Negatively-charged polymers activate plasma contact systems, causing kinin release and factor V reduction. This surface activation is transient, with polymers becoming inert after initial plasma contact.
Area of Science:
Biomaterials Science
Hematology
Polymer Chemistry
Background:
Artificial devices often utilize negatively-charged polymers.
Understanding polymer interactions with biological systems like plasma is crucial for device safety and efficacy.
Plasma contains complex clotting and kinin systems sensitive to surface interactions.
Purpose of the Study:
To investigate the in vitro effects of negatively-charged polymers on plasma clotting and kinin systems.
To characterize the activation and subsequent inactivation of plasma components upon contact with polyelectrolyte complexes.
To determine the mechanisms behind factor V activity reduction in the presence of these polymers.
Main Methods:
In vitro study using polyelectrolyte complexes and human plasma.
Assay of contact activation, factor XII activity, prekallikrein activity, kinin release, and factor V activity.
Immunological detection of key plasma factors.
Incubation of plasma with polymers, followed by analysis and secondary incubation with fresh plasma.
Main Results:
Contact activation was observed as an immediate, transient, and surface-dependent phenomenon.
Plasma incubation with polymers led to decreased factor XII and prekallikrein activity, with significant kinin release.

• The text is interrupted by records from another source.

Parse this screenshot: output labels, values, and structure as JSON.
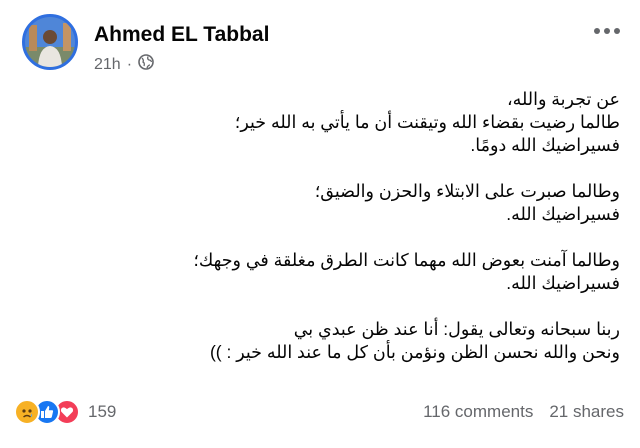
{
  "post": {
    "author": "Ahmed EL Tabbal",
    "time": "21h",
    "dot": "·",
    "paragraphs": [
      [
        "عن تجربة والله،",
        "طالما رضيت بقضاء الله وتيقنت أن ما يأتي به الله خير؛",
        "فسيراضيك الله دومًا."
      ],
      [
        "وطالما صبرت على الابتلاء والحزن والضيق؛",
        "فسيراضيك الله."
      ],
      [
        "وطالما آمنت بعوض الله مهما كانت الطرق مغلقة في وجهك؛",
        "فسيراضيك الله."
      ],
      [
        "ربنا سبحانه وتعالى يقول: أنا عند ظن عبدي بي",
        "ونحن والله نحسن الظن ونؤمن بأن كل ما عند الله خير : ))"
      ]
    ]
  },
  "footer": {
    "reactions_count": "159",
    "reactions": [
      "sad",
      "like",
      "love"
    ],
    "comments": "116 comments",
    "shares": "21 shares"
  },
  "colors": {
    "like": "#1877f2",
    "love": "#f33e58",
    "sad": "#f7b125",
    "secondary_text": "#65676b",
    "avatar_ring": "#2f6fe0"
  },
  "icons": {
    "audience": "globe-icon",
    "menu": "more-options-icon"
  }
}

Factor V activity decreased in a surface- and time-dependent manner, potentially due to adsorption onto sulfonated polymer groups.
Purified factor V showed immediate inactivation, suggesting direct adsorption, and further factor V loss occurred upon secondary plasma incubation.
Conclusions:
Negatively-charged polymers can initiate contact activation of plasma, leading to kinin release and factor V inactivation.
The observed effects are transient, with the polymer surface becoming inert after initial contact.
Factor V inactivation appears to be a direct adsorption process related to the polymer's sulfonated groups, independent of contact factor activation.